À la fin de cette agréable soirée, elle nous a encore une fois remerciés, puis nous a souhaité un agréable séjour. Tout le personnel nous a salués et invités à revenir, ce que nous avons fait deux jours plus tard. J’ai alors discuté avec la propriétaire et lui ai expliqué dans quel domaine je travaillais. Je lui ai fait part de l’expérience incroyable que nous avions vécue et lui ai demandé quel était son secret. Perplexe, elle a fini par répondre : «­ Il n’y a pas de secret, mon cher… Vous êtes notre invité et tout le monde sait que vous êtes la personne qui compte le plus ».

Une question de respect et de courtoisie

L’objectif est simple, mais difficile à atteindre, lui ai-je répondu. Elle m’a alors expliqué qu’elle n’embauchait que des gens qui ont vraiment du plaisir à servir les autres. En entrevue, elle expliquait toujours les valeurs et la culture de l’entreprise. Elle parlait de la formation, des conditions de travail et des attentes du poste. Elle veillait à faire participer son équipe au processus décisionnel, était ouverte aux commentaires et mettait les bonnes idées en pratique. Enfin, elle veillait à traiter ses employés avec respect et courtoisie et s’attendait à ce qu’ils fassent de même avec la clientèle.
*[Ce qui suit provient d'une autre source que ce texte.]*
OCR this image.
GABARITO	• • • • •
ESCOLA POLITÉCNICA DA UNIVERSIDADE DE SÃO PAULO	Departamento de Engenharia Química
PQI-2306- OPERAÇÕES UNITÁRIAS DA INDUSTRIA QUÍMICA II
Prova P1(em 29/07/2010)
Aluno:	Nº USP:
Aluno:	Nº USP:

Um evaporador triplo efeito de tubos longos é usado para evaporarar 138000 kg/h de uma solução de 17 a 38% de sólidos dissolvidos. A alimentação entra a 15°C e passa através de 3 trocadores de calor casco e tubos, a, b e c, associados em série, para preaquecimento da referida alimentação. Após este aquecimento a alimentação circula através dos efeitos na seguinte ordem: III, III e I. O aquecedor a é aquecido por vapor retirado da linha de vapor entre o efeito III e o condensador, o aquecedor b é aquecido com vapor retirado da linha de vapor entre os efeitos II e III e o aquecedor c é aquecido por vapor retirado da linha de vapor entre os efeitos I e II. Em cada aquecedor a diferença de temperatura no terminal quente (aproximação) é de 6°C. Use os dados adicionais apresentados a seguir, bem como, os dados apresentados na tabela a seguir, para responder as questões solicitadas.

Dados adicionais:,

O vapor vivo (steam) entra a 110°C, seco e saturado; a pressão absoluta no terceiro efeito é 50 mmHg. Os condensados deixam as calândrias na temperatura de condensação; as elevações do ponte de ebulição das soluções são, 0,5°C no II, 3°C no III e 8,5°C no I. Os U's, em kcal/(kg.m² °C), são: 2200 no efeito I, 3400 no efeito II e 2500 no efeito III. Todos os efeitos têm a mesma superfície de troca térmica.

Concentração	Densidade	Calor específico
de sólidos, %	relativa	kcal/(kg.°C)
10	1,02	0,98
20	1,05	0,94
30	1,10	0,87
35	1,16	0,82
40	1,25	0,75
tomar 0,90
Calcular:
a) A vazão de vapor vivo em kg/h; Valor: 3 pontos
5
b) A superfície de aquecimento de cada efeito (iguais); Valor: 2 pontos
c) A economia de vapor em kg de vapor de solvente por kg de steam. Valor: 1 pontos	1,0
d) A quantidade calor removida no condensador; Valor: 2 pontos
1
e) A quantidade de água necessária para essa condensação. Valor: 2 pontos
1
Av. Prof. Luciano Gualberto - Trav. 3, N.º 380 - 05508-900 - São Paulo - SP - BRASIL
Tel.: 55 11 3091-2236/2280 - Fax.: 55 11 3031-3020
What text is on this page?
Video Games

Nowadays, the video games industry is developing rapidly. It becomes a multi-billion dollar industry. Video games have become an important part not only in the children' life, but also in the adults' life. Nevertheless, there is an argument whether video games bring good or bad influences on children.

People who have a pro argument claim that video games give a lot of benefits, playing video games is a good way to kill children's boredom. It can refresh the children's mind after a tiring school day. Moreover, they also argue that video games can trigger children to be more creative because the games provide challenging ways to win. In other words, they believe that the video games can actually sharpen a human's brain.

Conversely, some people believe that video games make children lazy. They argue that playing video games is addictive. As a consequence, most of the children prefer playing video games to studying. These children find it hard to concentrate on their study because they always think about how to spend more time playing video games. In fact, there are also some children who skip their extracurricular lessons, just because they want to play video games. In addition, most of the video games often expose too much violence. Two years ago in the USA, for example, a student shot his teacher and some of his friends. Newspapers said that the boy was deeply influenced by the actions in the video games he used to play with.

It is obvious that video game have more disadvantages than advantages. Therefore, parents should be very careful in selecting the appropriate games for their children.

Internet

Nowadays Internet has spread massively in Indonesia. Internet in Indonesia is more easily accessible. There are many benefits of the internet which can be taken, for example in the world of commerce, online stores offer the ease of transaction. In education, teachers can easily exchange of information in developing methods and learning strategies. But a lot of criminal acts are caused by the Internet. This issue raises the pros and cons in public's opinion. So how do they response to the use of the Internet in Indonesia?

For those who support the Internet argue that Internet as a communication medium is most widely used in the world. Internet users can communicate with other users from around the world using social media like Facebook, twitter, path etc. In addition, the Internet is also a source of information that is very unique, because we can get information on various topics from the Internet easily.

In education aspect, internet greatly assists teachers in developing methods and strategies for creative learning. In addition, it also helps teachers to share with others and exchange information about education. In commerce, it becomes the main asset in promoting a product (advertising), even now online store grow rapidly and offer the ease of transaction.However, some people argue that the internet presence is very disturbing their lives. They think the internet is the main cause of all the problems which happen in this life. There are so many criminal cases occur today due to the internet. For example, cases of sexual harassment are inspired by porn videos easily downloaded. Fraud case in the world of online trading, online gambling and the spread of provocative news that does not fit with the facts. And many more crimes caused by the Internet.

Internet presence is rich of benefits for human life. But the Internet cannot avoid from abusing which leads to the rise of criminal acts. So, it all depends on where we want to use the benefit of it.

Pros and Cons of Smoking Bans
«­ Tout commence par moi, m’a-t-elle dit. Je veux que tout le monde sache que le client est LA priorité, suivi de près par les serveurs, les cuisiniers, les plongeurs, les hôtes, etc. Puis viennent les gérants et le propriétaire. Cet endroit pourrait survivre des semaines sans moi, mais pas même une soirée sans plongeur. »  

L’accueil sincère peut prendre toutes sortes de formes. Par exemple, j’ai déjà vu un serveur enlever la neige de sur la voiture d’un couple d’aînés et un autre calmer le bébé d’une mère à bout de nerfs. Ce qui ressort dans les deux cas, c’est la mentalité de service de ces employés, sans doute alimentée par la culture et les valeurs véhiculées dans leur environnement de travail.

En conclusion, si je veux du service, je peux utiliser une machine distributrice. Mais seuls les gens bienveillants peuvent être vraiment accueillants.